Resize without blurring

  1. Select the chart and drag a corner handle to the size you want.
  2. Release. On release the chart re-renders at the new resolution rather than stretching the old image, so it stays crisp.
  3. For an exact size, type a Width and Height (100 to 2000 px) in the properties panel. If the numbers do not seem to refresh, click Re-render.

Common tasks

GoalHow
Add a data pointAdd Row, then type its label and value
Remove a pointClick the row's X
Title the chartType into Dataset label
Move the legendSet the legend position (top, bottom, left, right)
Overlay on other artTurn on the transparent background toggle
Bigger axis textRaise the axis label font size (bar and line only)
Change a slice colorEdit that row's color swatch

Troubleshooting

A blank row shows as zero

An empty value field counts as 0, so its bar or slice collapses to nothing. Delete rows you are not using instead of leaving them blank.

The pie looks squished after a type switch

Round types (pie, doughnut, radar, polar area) force their width and height equal.
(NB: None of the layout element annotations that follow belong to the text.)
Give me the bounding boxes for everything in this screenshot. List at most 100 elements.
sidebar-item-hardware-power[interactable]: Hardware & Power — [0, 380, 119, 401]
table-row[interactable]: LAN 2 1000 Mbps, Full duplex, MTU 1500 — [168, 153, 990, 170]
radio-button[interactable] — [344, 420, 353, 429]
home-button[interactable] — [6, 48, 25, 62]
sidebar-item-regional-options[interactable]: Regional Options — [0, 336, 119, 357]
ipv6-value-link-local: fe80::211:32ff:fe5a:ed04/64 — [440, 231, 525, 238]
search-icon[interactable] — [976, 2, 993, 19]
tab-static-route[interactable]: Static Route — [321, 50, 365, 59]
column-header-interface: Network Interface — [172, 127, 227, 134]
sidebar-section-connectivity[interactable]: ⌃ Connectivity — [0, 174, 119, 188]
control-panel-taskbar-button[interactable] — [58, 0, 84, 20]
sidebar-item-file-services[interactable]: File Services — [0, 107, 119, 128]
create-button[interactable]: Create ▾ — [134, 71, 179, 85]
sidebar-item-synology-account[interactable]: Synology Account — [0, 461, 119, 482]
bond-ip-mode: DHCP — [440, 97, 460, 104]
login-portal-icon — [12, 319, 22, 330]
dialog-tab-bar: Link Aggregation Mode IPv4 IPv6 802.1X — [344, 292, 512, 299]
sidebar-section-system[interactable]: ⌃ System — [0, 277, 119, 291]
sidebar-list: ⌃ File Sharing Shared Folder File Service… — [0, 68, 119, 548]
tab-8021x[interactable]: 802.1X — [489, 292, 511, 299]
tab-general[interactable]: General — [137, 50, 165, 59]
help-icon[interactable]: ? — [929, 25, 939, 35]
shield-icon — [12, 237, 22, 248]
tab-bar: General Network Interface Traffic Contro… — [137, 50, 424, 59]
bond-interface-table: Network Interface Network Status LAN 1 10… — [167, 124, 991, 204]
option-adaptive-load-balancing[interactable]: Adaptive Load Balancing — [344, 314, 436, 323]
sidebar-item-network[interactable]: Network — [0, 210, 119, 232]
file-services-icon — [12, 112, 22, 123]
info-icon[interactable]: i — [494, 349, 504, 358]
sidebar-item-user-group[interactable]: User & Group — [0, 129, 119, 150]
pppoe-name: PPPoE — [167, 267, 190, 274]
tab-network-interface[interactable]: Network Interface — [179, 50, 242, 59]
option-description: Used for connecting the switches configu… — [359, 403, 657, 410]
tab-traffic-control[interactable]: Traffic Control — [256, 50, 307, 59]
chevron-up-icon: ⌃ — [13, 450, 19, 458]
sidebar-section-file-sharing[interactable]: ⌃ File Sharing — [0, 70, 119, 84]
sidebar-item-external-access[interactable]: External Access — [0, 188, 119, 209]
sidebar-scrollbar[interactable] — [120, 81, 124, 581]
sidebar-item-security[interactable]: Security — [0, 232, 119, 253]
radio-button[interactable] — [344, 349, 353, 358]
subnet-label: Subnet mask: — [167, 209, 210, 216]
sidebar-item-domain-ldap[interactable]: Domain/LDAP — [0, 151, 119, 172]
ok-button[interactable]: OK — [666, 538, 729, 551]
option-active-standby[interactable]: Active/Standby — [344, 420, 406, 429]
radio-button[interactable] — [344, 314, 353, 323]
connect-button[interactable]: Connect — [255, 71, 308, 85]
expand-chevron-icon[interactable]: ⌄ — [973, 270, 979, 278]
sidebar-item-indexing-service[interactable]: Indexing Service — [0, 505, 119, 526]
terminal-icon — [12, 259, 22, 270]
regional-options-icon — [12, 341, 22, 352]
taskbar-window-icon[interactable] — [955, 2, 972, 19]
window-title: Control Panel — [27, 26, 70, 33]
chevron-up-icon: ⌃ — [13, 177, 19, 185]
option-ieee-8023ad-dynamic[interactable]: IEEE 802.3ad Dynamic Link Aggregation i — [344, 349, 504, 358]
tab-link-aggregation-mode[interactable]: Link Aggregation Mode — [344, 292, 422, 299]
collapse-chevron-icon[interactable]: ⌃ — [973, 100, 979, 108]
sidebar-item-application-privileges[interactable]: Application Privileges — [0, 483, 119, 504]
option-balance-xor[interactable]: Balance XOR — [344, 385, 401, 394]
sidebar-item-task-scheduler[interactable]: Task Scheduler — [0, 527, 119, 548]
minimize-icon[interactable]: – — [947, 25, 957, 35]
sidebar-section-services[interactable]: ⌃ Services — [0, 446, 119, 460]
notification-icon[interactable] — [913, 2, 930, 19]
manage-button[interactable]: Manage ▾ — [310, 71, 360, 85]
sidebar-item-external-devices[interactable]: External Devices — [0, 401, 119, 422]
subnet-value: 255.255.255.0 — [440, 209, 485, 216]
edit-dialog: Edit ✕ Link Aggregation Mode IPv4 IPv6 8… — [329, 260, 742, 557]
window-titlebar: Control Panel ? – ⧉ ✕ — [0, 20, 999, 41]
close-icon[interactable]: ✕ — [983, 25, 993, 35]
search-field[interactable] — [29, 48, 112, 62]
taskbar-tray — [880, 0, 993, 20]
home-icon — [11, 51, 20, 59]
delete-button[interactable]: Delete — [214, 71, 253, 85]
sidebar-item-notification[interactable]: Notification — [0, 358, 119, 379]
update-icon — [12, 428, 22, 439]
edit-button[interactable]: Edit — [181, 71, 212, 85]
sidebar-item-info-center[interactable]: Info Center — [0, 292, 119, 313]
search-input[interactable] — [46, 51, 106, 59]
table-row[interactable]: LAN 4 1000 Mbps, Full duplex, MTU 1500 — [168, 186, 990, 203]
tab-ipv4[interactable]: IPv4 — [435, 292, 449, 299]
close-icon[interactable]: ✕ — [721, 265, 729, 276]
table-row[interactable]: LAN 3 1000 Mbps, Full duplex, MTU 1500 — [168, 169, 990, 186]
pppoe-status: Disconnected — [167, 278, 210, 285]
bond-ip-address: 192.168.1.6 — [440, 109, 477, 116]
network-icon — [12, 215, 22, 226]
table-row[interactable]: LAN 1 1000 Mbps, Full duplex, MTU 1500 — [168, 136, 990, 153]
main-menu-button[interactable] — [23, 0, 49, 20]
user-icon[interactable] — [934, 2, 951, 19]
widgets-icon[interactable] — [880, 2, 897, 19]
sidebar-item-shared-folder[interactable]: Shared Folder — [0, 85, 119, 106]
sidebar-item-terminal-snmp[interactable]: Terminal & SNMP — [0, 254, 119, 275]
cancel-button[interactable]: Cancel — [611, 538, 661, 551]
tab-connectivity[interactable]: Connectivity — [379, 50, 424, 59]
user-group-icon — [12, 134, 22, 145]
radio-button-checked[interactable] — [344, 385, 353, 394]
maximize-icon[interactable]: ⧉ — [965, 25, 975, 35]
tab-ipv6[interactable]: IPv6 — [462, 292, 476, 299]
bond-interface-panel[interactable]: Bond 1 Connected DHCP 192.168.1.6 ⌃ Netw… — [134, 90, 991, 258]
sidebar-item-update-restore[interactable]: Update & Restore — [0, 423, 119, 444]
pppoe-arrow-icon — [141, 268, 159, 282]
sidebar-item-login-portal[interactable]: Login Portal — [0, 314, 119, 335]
Switching a wide bar chart to a round type squares it up automatically, so its footprint changes.

The axis font size did nothing

The axis label font size only applies to bar and line charts. Pie, doughnut, radar, and polar area have no axes, so the control has no effect on them.

Crop and background removal skip the chart

A chart is one atomic object built from a live render, so image tools like crop and background removal pass over it. Edit the data, colors, and size in the properties panel instead.

Keep the series count low

The palette cycles through seven colors before repeating, and a dense chart is hard to read on a card or slide. A handful of clearly labeled points reads best.

Keyboard shortcuts

ShortcutAction
Ctrl+DDuplicate the selected chart
DeleteRemove the selected chart

Tips

Fewer series read better

A handful of clearly labeled segments reads better on a card or slide than a dense chart. Simplify the data before you resize the chart down.

Duplicate to compare

Duplicate a chart and switch the copy's type. A bar chart next to a line chart built from the same data makes a quick side-by-side comparison.